In time, Herminia sent her child to
a day-school. Though she had always taught Dolly
herself as well as she was able, she felt it a matter
of duty, as her daughter grew up, to give her something
more than the stray ends of time in a busy journalist’s
moments of leisure. At the school, where Dolly
was received without question, on Miss Smith-Water’s
recommendation, she found herself thrown much into
the society of other girls, drawn for the most part
from the narrowly Mammon-worshipping ranks of London
professional society. Here, her native tendencies
towards the real religion of England, the united worship
of Success and Respectability, were encouraged to
the utmost. But she noticed at times with a shy
shrinking that some few of the girls had heard vague
rumors about her mother as a most equivocal person,
who didn’t accept all the current superstitions,
and were curious to ask her questions as to her family
and antecedents. Crimson with shame, Dolly parried
such enquiries as best she could; but she longed all
the more herself to pierce this dim mystery.

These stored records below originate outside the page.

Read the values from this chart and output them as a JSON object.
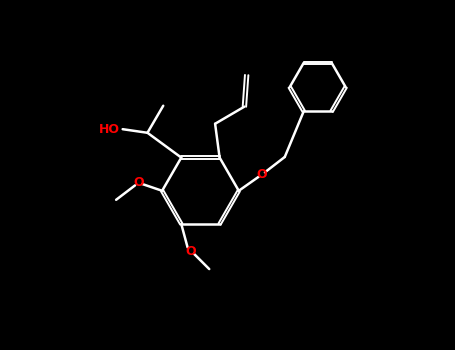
{
  "bg": "#000000",
  "bc": "#ffffff",
  "oc": "#ff0000",
  "lw": 1.8,
  "dlw": 1.4,
  "doff": 0.028,
  "figsize": [
    4.55,
    3.5
  ],
  "dpi": 100,
  "ho_text": "HO",
  "o_text": "O",
  "xlim": [
    0,
    10
  ],
  "ylim": [
    0,
    7.7
  ]
}
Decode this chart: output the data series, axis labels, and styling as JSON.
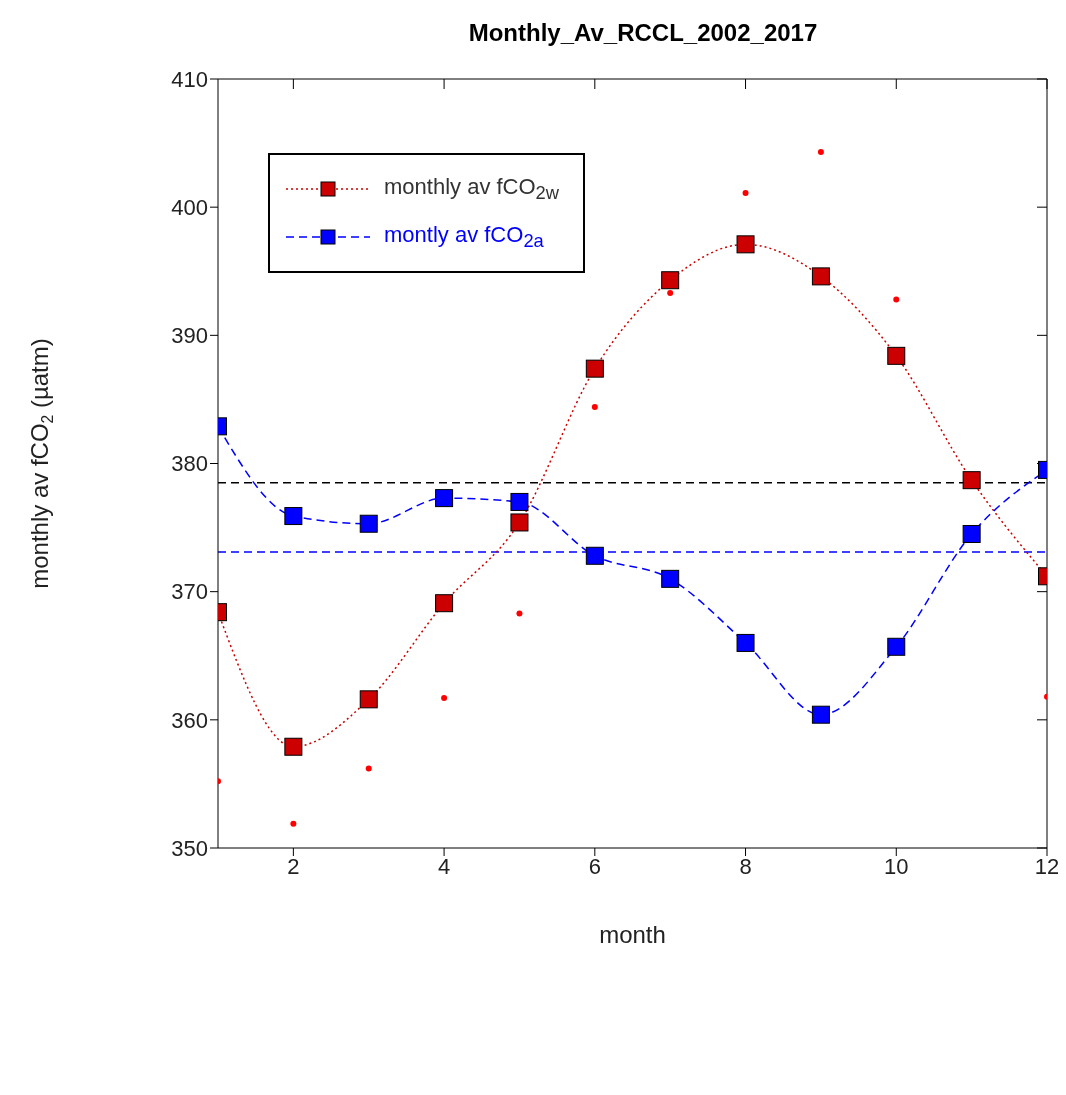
{
  "chart_data": {
    "type": "line",
    "title": "Monthly_Av_RCCL_2002_2017",
    "xlabel": "month",
    "ylabel": "monthly av fCO$_{2}$ (µatm)",
    "x": [
      1,
      2,
      3,
      4,
      5,
      6,
      7,
      8,
      9,
      10,
      11,
      12
    ],
    "series": [
      {
        "name": "monthly av fCO$_{2w}$",
        "color": "#cc0000",
        "line_style": "dotted",
        "marker": "square",
        "values": [
          368.4,
          357.9,
          361.6,
          369.1,
          375.4,
          387.4,
          394.3,
          397.1,
          394.6,
          388.4,
          378.7,
          371.2
        ]
      },
      {
        "name": "montly av fCO$_{2a}$",
        "color": "#0000ff",
        "line_style": "dashed",
        "marker": "square",
        "values": [
          382.9,
          375.9,
          375.3,
          377.3,
          377.0,
          372.8,
          371.0,
          366.0,
          360.4,
          365.7,
          374.5,
          379.5
        ]
      },
      {
        "type": "scatter",
        "color": "#ff0000",
        "marker": "circle",
        "values": [
          355.2,
          351.9,
          356.2,
          361.7,
          368.3,
          384.4,
          393.3,
          401.1,
          404.3,
          392.8,
          null,
          361.8
        ]
      }
    ],
    "ref_lines": [
      {
        "axis": "y",
        "value": 378.5,
        "color": "#000000",
        "line_style": "dashed"
      },
      {
        "axis": "y",
        "value": 373.1,
        "color": "#0000ff",
        "line_style": "dashed"
      }
    ],
    "xlim": [
      1,
      12
    ],
    "xticks": [
      2,
      4,
      6,
      8,
      10,
      12
    ],
    "ylim": [
      350,
      410
    ],
    "yticks": [
      350,
      360,
      370,
      380,
      390,
      400,
      410
    ],
    "grid": false,
    "legend": "top left"
  }
}
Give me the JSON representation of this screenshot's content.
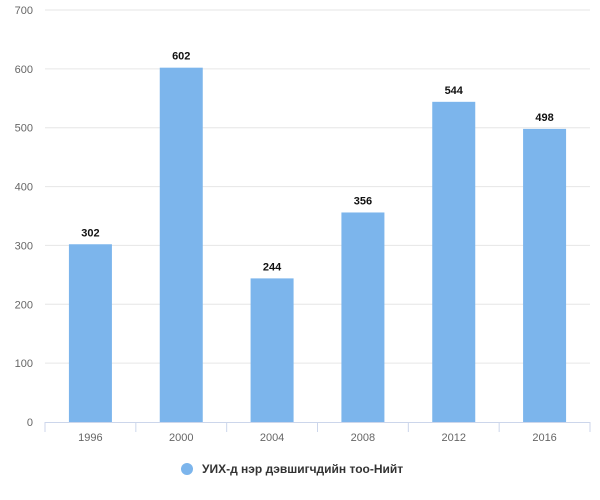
{
  "chart_data": {
    "type": "bar",
    "categories": [
      "1996",
      "2000",
      "2004",
      "2008",
      "2012",
      "2016"
    ],
    "series": [
      {
        "name": "УИХ-д нэр дэвшигчдийн тоо-Нийт",
        "values": [
          302,
          602,
          244,
          356,
          544,
          498
        ],
        "color": "#7cb5ec"
      }
    ],
    "ylim": [
      0,
      700
    ],
    "yticks": [
      0,
      100,
      200,
      300,
      400,
      500,
      600,
      700
    ],
    "grid": true,
    "legend": "bottom-center",
    "data_labels": true
  }
}
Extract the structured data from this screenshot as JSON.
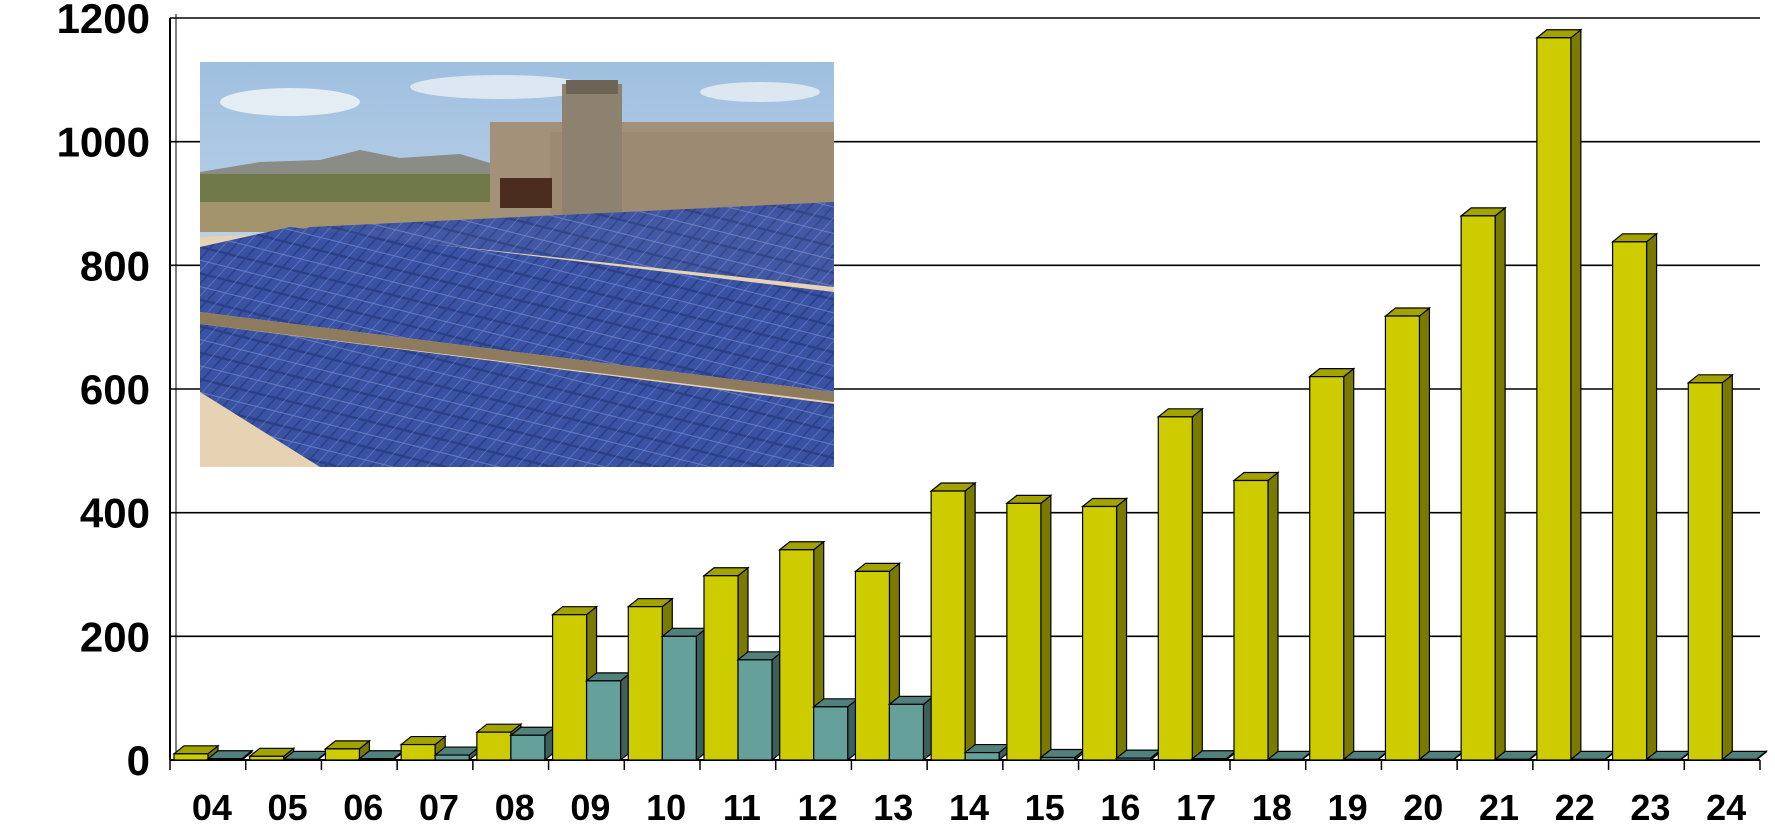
{
  "chart_data": {
    "type": "bar",
    "title": "",
    "xlabel": "",
    "ylabel": "",
    "categories": [
      "04",
      "05",
      "06",
      "07",
      "08",
      "09",
      "10",
      "11",
      "12",
      "13",
      "14",
      "15",
      "16",
      "17",
      "18",
      "19",
      "20",
      "21",
      "22",
      "23",
      "24"
    ],
    "series": [
      {
        "color": "#cccc00",
        "values": [
          10,
          6,
          18,
          25,
          45,
          235,
          248,
          298,
          340,
          305,
          435,
          415,
          410,
          555,
          452,
          620,
          718,
          880,
          1168,
          838,
          610
        ]
      },
      {
        "color": "#66a09a",
        "values": [
          2,
          1,
          2,
          8,
          40,
          128,
          200,
          162,
          86,
          90,
          12,
          4,
          3,
          2,
          1,
          1,
          1,
          1,
          1,
          1,
          1
        ]
      }
    ],
    "ylim": [
      0,
      1200
    ],
    "yticks": [
      0,
      200,
      400,
      600,
      800,
      1000,
      1200
    ],
    "grid": true,
    "legend": "none"
  },
  "inset_image": {
    "icon": "solar-panel-array-photo"
  }
}
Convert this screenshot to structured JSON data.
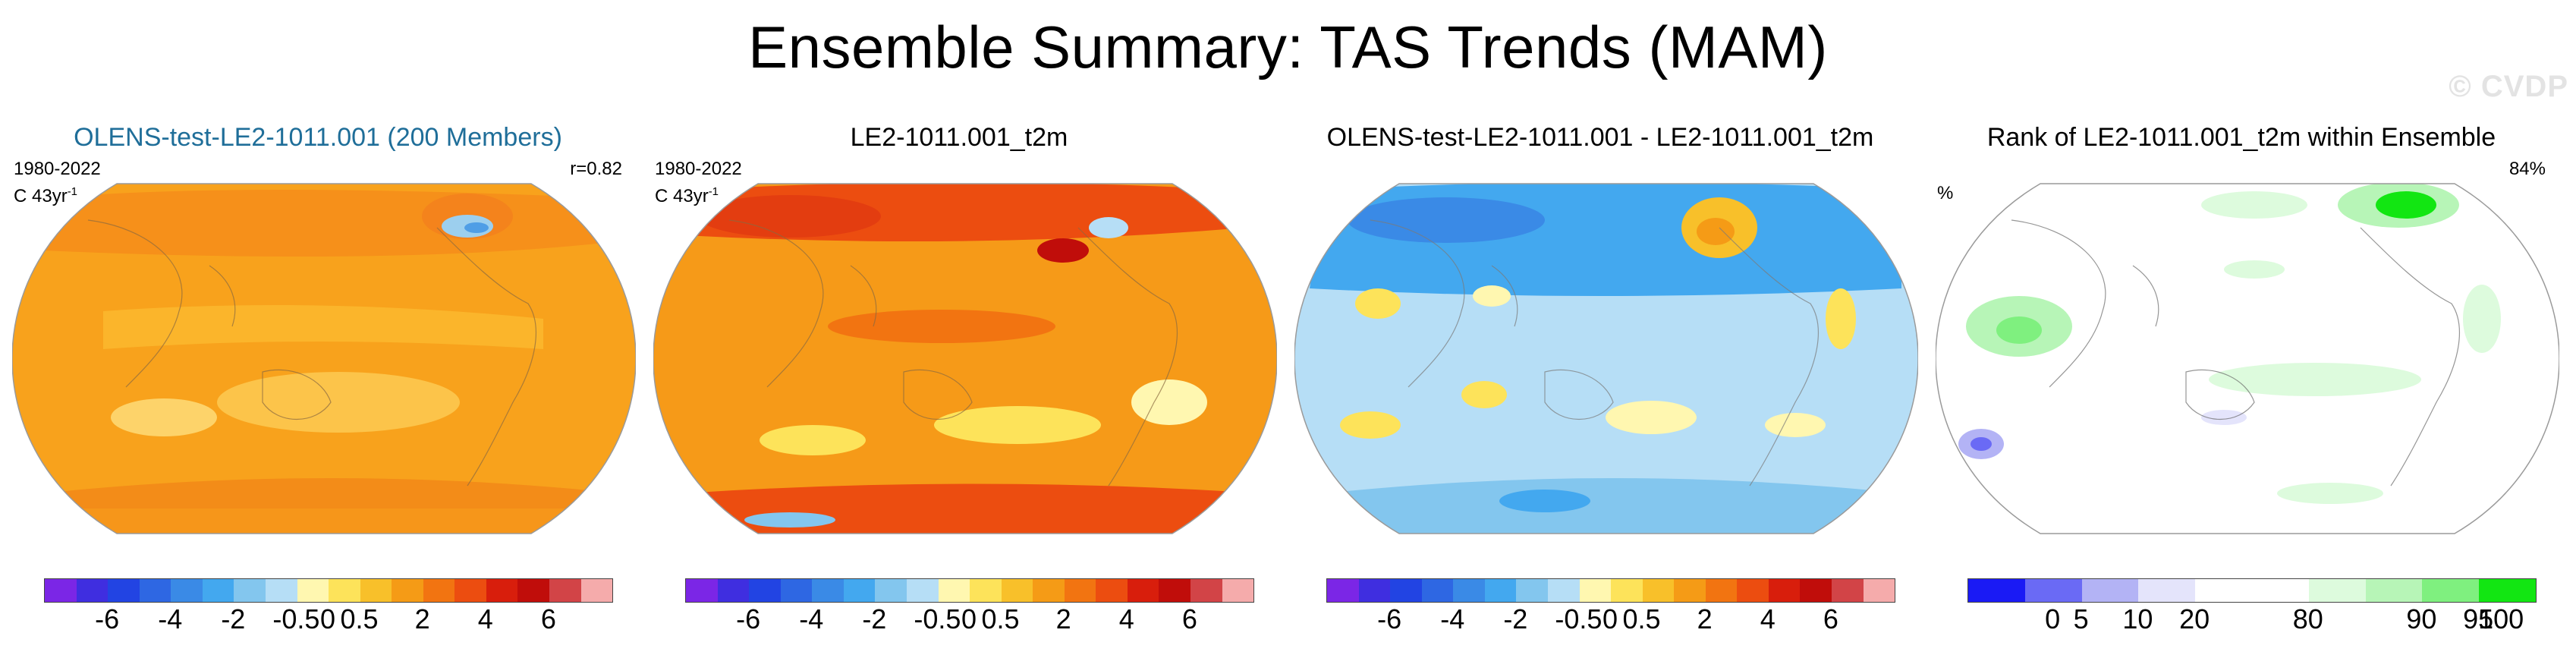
{
  "title": "Ensemble Summary: TAS Trends (MAM)",
  "watermark": "© CVDP",
  "chart_data": [
    {
      "type": "heatmap",
      "title": "OLENS-test-LE2-1011.001 (200 Members)",
      "period": "1980-2022",
      "units": "C 43yr",
      "units_sup": "-1",
      "stat": "r=0.82",
      "projection": "Robinson-like global map",
      "colorbar": {
        "colors": [
          "#7b26e6",
          "#3f2ee0",
          "#2244e3",
          "#2e67e3",
          "#3a8ae6",
          "#43a8ef",
          "#83c6ee",
          "#b6def6",
          "#fff7b0",
          "#fde35a",
          "#f8c02a",
          "#f59b16",
          "#f27411",
          "#ec4d10",
          "#d81e0c",
          "#c00d0a",
          "#d24447",
          "#f5abab"
        ],
        "ticks": [
          "-6",
          "-4",
          "-2",
          "-0.5",
          "0",
          "0.5",
          "2",
          "4",
          "6"
        ]
      }
    },
    {
      "type": "heatmap",
      "title": "LE2-1011.001_t2m",
      "period": "1980-2022",
      "units": "C 43yr",
      "units_sup": "-1",
      "projection": "Robinson-like global map",
      "colorbar": {
        "colors": [
          "#7b26e6",
          "#3f2ee0",
          "#2244e3",
          "#2e67e3",
          "#3a8ae6",
          "#43a8ef",
          "#83c6ee",
          "#b6def6",
          "#fff7b0",
          "#fde35a",
          "#f8c02a",
          "#f59b16",
          "#f27411",
          "#ec4d10",
          "#d81e0c",
          "#c00d0a",
          "#d24447",
          "#f5abab"
        ],
        "ticks": [
          "-6",
          "-4",
          "-2",
          "-0.5",
          "0",
          "0.5",
          "2",
          "4",
          "6"
        ]
      }
    },
    {
      "type": "heatmap",
      "title": "OLENS-test-LE2-1011.001 - LE2-1011.001_t2m",
      "projection": "Robinson-like global map",
      "colorbar": {
        "colors": [
          "#7b26e6",
          "#3f2ee0",
          "#2244e3",
          "#2e67e3",
          "#3a8ae6",
          "#43a8ef",
          "#83c6ee",
          "#b6def6",
          "#fff7b0",
          "#fde35a",
          "#f8c02a",
          "#f59b16",
          "#f27411",
          "#ec4d10",
          "#d81e0c",
          "#c00d0a",
          "#d24447",
          "#f5abab"
        ],
        "ticks": [
          "-6",
          "-4",
          "-2",
          "-0.5",
          "0",
          "0.5",
          "2",
          "4",
          "6"
        ]
      }
    },
    {
      "type": "heatmap",
      "title": "Rank of LE2-1011.001_t2m within Ensemble",
      "units": "%",
      "stat": "84%",
      "projection": "Robinson-like global map",
      "colorbar": {
        "colors": [
          "#1a1af5",
          "#6a6af5",
          "#b3b3f5",
          "#e4e4fb",
          "#ffffff",
          "#ffffff",
          "#ddfbdd",
          "#b7f5b7",
          "#7ff07f",
          "#12e612"
        ],
        "ticks": [
          "0",
          "5",
          "10",
          "20",
          "80",
          "90",
          "95",
          "100"
        ]
      }
    }
  ]
}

Was it a runaway match? with the groom,
perhaps, or the footman? Only the natural shamefacedness
of a budding girl in prying into her mother’s
most domestic secrets prevented Dolores from asking
Herminia some day point-blank all about it.
But she was gradually becoming aware
that some strange atmosphere of doubt surrounded her
birth and her mother’s history. It filled
her with sensitive fears and self-conscious hesitations.
And if the truth must be told, Dolly
never really returned her mother’s profound
affection. It is often so. The love which
parents lavish upon their children, the children repay,
not to parents themselves, but to the next generation.
Only when we become fathers or mothers in our turn
do we learn what our fathers and mothers have done
for us. Thus it was with Dolly. When once
the first period of childish dependence was over, she
regarded Herminia with a smouldering distrust and
a secret dislike that concealed itself beneath a mask
of unfelt caresses. In her heart of hearts,
she owed her mother a grudge for not having put her
in a position in life where she could drive in a carriage
with a snarling pug and a clipped French poodle, like
Aunt Ermyntrude’s children. She grew up,
smarting under a sullen sense of injustice, all the
deeper because she was compelled to stifle it in the
profoundest recesses of her own heart.